Ball grid arrays (BGAS) are utilized for connecting electronic components, such as integrated circuit chips, to circuit boards. Typically, the electronic components in the circuit boards each include a plurality of contacts. Typically, contacts on the circuit board will be arranged in patterns on different areas of the circuit board to match the pattern of contacts on electronic devices, such as chips and chip carriers, that are to be attached on specific locations on the circuit board.
BGAs typically include at least one ball of solder arranged between the electronic component and the circuit board at each contact so as to electrically connect the electronic component to the circuit board. BGAs replace perimeter pins with solder balls to directly attach the electronic component to the circuit board. Thus, BGAs permit a reduction in the number of leads in a given package size, increase I/O density for a given package size, among other advantages.

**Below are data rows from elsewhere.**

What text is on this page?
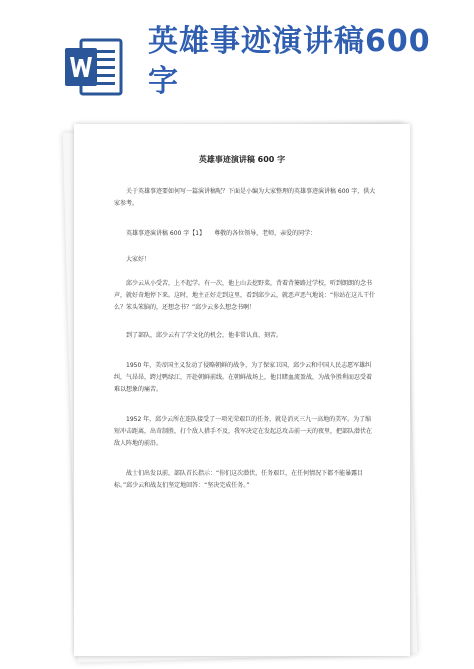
英雄事迹演讲稿600字
英雄事迹演讲稿 600 字
关于英雄事迹要如何写一篇演讲稿呢？下面是小编为大家整理的英雄事迹演讲稿 600 字，供大家参考。
英雄事迹演讲稿 600 字【1】　　尊敬的各位领导，老师，亲爱的同学：
大家好！
邱少云从小受苦，上不起学。有一次，他上山去挖野菜，背着背篓路过学校，听到朗朗的念书声，就好奇地停下来。这时，地主正好走到这里，看到邱少云，就恶声恶气地说：“你站在这儿干什么？笨头笨脑的，还想念书？”邱少云多么想念书啊！
到了部队，邱少云有了学文化的机会，他非常认真、刻苦。
1950 年，美帝国主义发动了侵略朝鲜的战争，为了保家卫国，邱少云和中国人民志愿军雄纠纠，气昂昂，跨过鸭绿江，开赴朝鲜前线。在朝鲜战场上，他目睹血流盈战，为战争胜利而忍受着难以想象的痛苦。
1952 年，邱少云所在连队接受了一项光荣艰巨的任务，就是消灭三九一高地的美军。为了缩短冲击距离，出奇制胜，打个敌人措手不及，我军决定在发起总攻击前一天的夜里，把部队潜伏在敌人阵地的前沿。
战士们出发以前，部队首长指示：“你们这次潜伏，任务艰巨，在任何情况下都不能暴露目标。”邱少云和战友们坚定地回答：“坚决完成任务。”
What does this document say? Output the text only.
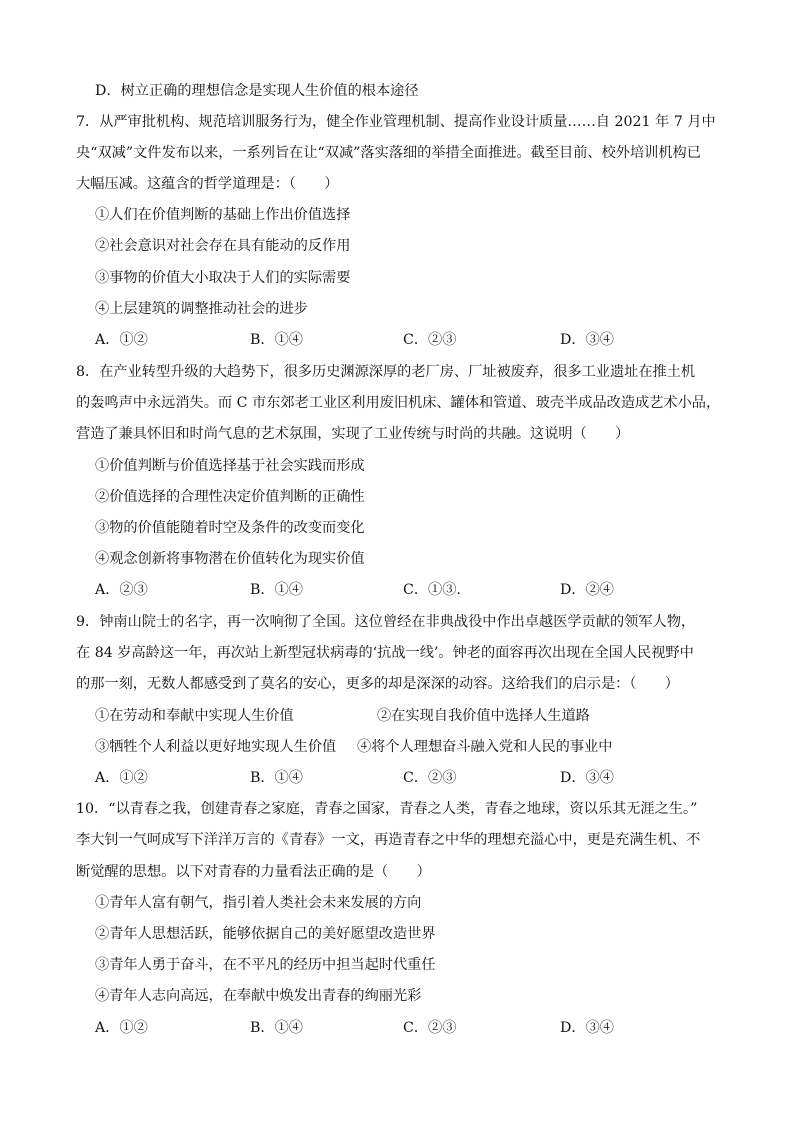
D．树立正确的理想信念是实现人生价值的根本途径
7．从严审批机构、规范培训服务行为，健全作业管理机制、提高作业设计质量……自 2021 年 7 月中
央“双减”文件发布以来，一系列旨在让“双减”落实落细的举措全面推进。截至目前、校外培训机构已
大幅压减。这蕴含的哲学道理是：（　　）
①人们在价值判断的基础上作出价值选择
②社会意识对社会存在具有能动的反作用
③事物的价值大小取决于人们的实际需要
④上层建筑的调整推动社会的进步
A．①②	B．①④	C．②③	D．③④
8．在产业转型升级的大趋势下，很多历史渊源深厚的老厂房、厂址被废弃，很多工业遗址在推土机
的轰鸣声中永远消失。而 C 市东郊老工业区利用废旧机床、罐体和管道、玻壳半成品改造成艺术小品，
营造了兼具怀旧和时尚气息的艺术氛围，实现了工业传统与时尚的共融。这说明（　　）
①价值判断与价值选择基于社会实践而形成
②价值选择的合理性决定价值判断的正确性
③物的价值能随着时空及条件的改变而变化
④观念创新将事物潜在价值转化为现实价值
A．②③	B．①④	C．①③.	D．②④
9．钟南山院士的名字，再一次响彻了全国。这位曾经在非典战役中作出卓越医学贡献的领军人物，
在 84 岁高龄这一年，再次站上新型冠状病毒的‘抗战一线’。钟老的面容再次出现在全国人民视野中
的那一刻，无数人都感受到了莫名的安心，更多的却是深深的动容。这给我们的启示是：（　　）
①在劳动和奉献中实现人生价值	②在实现自我价值中选择人生道路
③牺牲个人利益以更好地实现人生价值 ④将个人理想奋斗融入党和人民的事业中
A．①②	B．①④	C．②③	D．③④
10．“以青春之我，创建青春之家庭，青春之国家，青春之人类，青春之地球，资以乐其无涯之生。”
李大钊一气呵成写下洋洋万言的《青春》一文，再造青春之中华的理想充溢心中，更是充满生机、不
断觉醒的思想。以下对青春的力量看法正确的是（　　）
①青年人富有朝气，指引着人类社会未来发展的方向
②青年人思想活跃，能够依据自己的美好愿望改造世界
③青年人勇于奋斗，在不平凡的经历中担当起时代重任
④青年人志向高远，在奉献中焕发出青春的绚丽光彩
A．①②	B．①④	C．②③	D．③④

Additionally, the BGAs can be self-aligning during reflow. This is at least partially a result of surface tension of the solder. The surface tension of the solder pulls the solder into the smallest possible shape.
Additional information regarding BGAs and BGA packages is provided by "IBM Details Its Ball-Grid Array Push," Electronic Engineering Times, Aug. 9, 1993, and "Ball Grid Arrays: The Hot New Package," Electronic Engineering Times, Mar. 15, 1993. The entire contents of these two articles is hereby incorporated by reference.
To attach the electronic components to circuit boards, the solder balls are first attached to the side of the electronic component to be attached to the circuit board. Typically, attaching solder balls to an electronic component is accomplished by placing the solder balls in contact with the electronic component and raising the temperature of the solder balls above the melting point. The solder balls are then cooled.
The electronic component and BGA typically are attached to the circuit board by placing the electronic component and BGA in contact with desired location on the circuit board. The temperature of the solder is then caused to rise above the reflow temperature of the solder. As the solder cools, it secures the component to the circuit board or other substrate.
Typically, heating the solder to attach the component to the circuit board is carried out by exposing the electronic component and, hence, the attached solder balls to heated gas. This operation typically is performed in a convection reflow furnace. The electronic component and attached solder balls are heated through convection of heat from the gas to the electronic component to the solder balls. These solder balls may also be heated directly by contact with the hot gas.
During the process of attaching electronic components to circuits boards, all of the connections might not be successfully made between the electronic component and t he circuit board by the solder balls. Such instances may be detected by testing the component prior to advancing the circuit board to further processes or incorporation into other devices. Additionally, during the operation of a device including the circuit board, some of the connections may fail.
Whether failures of connections occur prior to or during operation of a circuit board that includes the BGA, the electronic component may need to be reheated to remove it from the circuit board. Hot air devices such as shown in FIG. 1 are also typically used for this "rework" process as well. FIG. 1 illustrates one example of a known device utilized for heating electronic components and attached solder balls to attach the component to a circuit board. An additional reason for removing an electronic component from a circuit board is to replace it with a new component in the event of improvements to the component. Such removed components may be repaired or replaced.
A micro ball grid array (.mu.BGA) is a subset of the generic ball grid array. Typically, a .mu.BGA is characterized by having a ball-to-ball spacing of about 30 mils or 0.03 inch or less. Typical BGA packages have a pitch of about 50 mils. Commonly, .mu.BGA is in a chip scale packaging family which is defined as package size being no larger than 1.2 time the die size. Because of their small footprint, .mu.BGA devices are designed to be placed in close proximity on a circuit board.